Senator
- In office 25 April 1987 – 3 October 1999
- In office 23 June 1965 – 8 October 1981
- Constituency: Agricultural Panel

Personal details
- Born: 16 July 1926 County Donegal, Ireland
- Died: 3 October 1999 (aged 73) County Donegal, Ireland
- Political party: Fianna Fáil
- Spouse: Rosemary McGowan
- Occupation: Politician, Hotelier

= Patrick McGowan (Irish politician) =

Irish politician (1926–1999)

Patrick McGowan (16 July 1926 – 3 October 1999) was an Irish Fianna Fáil politician and hotelier from Ballybofey, County Donegal.

As the eldest son of a Donegal business family, McGowan owned both the Inter County Hotel and the Ostán na Rosann Hotel in County Donegal. McGowan's father, Paddy McGowan Senior, was one of the founding members of Fianna Fail in County Donegal.

McGowan was elected to Donegal County Council in 1958 and had been a leading member of Fianna Fail in the county, representing the Finn Valley area.

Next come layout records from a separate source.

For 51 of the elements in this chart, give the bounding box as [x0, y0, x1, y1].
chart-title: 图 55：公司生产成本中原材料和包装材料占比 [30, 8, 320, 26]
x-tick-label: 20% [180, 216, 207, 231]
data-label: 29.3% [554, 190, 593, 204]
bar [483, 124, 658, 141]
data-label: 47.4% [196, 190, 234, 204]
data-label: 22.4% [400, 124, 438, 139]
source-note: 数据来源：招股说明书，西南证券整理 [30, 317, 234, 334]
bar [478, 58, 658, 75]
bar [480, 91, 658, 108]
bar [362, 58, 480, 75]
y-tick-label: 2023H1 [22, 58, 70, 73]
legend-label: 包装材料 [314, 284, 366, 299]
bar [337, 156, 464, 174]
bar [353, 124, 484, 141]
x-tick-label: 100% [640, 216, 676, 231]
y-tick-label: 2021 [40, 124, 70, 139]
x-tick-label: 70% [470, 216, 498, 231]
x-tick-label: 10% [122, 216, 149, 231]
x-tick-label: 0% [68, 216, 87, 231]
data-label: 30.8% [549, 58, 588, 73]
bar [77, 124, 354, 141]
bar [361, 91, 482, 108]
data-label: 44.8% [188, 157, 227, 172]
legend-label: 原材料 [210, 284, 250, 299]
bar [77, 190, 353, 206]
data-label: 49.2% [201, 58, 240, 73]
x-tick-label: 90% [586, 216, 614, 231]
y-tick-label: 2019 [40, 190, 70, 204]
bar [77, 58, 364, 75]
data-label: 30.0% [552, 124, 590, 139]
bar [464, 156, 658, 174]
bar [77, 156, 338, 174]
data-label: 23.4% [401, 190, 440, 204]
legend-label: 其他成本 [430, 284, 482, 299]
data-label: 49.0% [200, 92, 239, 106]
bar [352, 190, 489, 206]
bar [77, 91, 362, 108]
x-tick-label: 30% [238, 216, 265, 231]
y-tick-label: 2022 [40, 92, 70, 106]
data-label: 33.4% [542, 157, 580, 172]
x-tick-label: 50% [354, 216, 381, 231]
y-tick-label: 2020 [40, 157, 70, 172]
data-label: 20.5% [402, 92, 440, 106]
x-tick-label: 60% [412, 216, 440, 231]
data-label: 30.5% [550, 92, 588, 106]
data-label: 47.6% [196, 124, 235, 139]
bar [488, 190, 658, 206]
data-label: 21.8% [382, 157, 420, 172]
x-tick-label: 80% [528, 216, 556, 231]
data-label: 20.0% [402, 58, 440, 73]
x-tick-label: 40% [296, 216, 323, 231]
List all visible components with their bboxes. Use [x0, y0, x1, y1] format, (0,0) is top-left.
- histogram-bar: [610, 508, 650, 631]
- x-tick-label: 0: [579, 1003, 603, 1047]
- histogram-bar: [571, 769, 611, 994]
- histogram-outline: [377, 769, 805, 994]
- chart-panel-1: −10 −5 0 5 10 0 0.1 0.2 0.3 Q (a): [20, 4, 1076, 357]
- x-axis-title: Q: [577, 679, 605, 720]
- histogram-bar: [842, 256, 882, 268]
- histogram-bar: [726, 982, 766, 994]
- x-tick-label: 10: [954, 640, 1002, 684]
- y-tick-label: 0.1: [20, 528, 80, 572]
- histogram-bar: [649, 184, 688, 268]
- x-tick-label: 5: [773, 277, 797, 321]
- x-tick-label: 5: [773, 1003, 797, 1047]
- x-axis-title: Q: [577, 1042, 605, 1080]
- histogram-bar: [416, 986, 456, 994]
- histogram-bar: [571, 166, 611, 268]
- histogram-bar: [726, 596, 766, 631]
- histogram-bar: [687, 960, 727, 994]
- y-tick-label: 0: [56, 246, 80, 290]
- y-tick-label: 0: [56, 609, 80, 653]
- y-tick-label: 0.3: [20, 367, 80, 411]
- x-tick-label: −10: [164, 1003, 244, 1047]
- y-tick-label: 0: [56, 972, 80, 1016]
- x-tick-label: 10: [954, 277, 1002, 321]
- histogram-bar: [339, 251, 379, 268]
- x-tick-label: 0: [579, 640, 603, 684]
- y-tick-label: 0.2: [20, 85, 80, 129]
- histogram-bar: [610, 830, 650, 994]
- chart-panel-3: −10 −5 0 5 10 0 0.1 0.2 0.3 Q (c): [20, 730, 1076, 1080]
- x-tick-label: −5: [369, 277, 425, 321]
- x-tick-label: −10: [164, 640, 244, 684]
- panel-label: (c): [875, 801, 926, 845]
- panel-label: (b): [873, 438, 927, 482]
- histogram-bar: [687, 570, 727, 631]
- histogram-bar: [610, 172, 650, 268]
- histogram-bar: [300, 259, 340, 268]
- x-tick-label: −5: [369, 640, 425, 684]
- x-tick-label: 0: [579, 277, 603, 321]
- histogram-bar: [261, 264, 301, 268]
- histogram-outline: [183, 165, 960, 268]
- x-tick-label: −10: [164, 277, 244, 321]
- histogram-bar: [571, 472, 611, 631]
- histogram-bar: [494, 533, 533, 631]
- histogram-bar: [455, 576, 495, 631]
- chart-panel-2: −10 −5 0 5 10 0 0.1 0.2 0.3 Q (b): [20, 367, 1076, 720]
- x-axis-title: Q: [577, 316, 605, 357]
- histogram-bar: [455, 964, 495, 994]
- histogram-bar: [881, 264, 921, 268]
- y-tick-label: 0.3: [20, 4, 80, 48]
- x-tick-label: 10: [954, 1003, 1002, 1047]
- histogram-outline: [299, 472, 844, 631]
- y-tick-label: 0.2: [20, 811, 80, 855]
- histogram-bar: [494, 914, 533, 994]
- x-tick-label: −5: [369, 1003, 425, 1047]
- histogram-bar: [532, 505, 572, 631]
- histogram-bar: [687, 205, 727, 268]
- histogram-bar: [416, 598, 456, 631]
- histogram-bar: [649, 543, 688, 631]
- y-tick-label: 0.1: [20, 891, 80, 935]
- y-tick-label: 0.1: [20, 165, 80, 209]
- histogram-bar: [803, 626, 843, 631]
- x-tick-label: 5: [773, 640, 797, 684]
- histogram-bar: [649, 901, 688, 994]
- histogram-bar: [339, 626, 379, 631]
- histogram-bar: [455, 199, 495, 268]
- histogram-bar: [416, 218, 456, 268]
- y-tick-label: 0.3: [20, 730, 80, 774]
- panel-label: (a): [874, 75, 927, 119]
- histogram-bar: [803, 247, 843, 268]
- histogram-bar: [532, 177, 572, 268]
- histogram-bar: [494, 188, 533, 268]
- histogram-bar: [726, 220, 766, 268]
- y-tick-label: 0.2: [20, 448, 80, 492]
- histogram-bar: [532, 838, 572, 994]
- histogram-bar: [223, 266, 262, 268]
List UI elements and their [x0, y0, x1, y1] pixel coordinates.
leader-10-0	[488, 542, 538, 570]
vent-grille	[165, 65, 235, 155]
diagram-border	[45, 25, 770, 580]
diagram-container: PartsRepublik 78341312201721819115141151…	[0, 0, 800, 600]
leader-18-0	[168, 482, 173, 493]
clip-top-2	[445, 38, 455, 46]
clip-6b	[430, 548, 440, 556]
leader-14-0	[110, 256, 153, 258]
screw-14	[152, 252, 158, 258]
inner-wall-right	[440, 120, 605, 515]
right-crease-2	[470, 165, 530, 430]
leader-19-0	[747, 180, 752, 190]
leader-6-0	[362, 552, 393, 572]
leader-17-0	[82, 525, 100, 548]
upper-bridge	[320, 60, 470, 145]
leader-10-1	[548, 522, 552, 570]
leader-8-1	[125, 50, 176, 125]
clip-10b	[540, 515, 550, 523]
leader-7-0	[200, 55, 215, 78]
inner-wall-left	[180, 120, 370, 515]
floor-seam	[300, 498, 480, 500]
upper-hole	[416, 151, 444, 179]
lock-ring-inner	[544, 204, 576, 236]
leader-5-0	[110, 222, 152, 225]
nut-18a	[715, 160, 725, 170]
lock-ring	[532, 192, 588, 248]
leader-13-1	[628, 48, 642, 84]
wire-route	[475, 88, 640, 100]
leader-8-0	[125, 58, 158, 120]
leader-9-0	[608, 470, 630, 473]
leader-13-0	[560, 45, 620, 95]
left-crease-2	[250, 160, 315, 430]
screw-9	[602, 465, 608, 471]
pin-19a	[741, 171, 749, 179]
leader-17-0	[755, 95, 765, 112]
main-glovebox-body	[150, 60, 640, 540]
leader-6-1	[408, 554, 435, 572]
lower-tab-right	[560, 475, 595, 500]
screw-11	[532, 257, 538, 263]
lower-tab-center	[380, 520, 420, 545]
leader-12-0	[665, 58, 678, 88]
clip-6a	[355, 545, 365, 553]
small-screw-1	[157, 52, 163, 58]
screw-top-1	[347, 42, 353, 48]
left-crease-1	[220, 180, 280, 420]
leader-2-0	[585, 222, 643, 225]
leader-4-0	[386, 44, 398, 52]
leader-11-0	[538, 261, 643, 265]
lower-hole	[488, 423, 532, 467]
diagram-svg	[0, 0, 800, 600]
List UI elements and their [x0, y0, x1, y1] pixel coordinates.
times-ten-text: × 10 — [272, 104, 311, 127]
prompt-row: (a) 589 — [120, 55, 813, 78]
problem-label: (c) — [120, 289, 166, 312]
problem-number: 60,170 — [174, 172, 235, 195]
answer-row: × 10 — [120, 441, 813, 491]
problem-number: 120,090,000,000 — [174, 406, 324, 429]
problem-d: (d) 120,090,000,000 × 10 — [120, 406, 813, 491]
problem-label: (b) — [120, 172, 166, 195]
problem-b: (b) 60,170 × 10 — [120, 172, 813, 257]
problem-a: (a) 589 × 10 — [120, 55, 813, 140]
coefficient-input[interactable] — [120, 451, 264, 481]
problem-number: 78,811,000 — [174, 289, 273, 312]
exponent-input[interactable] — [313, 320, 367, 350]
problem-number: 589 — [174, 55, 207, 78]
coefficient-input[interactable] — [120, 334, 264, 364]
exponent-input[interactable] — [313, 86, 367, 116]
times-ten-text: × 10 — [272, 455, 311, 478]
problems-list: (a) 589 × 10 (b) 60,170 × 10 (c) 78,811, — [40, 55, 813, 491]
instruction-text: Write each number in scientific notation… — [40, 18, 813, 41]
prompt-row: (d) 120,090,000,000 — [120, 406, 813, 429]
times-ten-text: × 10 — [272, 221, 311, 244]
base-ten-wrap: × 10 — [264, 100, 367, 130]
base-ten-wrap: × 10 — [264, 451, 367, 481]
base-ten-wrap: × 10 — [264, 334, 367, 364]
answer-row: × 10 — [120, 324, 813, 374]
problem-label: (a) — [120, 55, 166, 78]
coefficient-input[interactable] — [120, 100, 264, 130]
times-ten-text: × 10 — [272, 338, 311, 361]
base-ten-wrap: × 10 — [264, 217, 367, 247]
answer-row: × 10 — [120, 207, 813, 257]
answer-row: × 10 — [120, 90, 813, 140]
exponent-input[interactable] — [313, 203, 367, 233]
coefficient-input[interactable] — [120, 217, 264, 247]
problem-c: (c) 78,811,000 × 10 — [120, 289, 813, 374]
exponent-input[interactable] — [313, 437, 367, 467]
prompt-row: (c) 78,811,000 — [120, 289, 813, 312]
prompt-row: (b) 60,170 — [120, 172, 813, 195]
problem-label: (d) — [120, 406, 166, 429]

He was a elected to Seanad Éireann from 1965 to 1981, and from 1987 to 1999. He was elected to the Agricultural Panel on which he served for 28 years and was a member of the Oireachtas Committee on Agriculture, Health and Education.

In 1970 he agreed to pay £3,900 including costs to a Donegal businessman, Daniel Brolly, to settle a High Court action for criminal conversation arising from alleged adultery.

His son, Patrick is a member of Donegal County Council since 2019.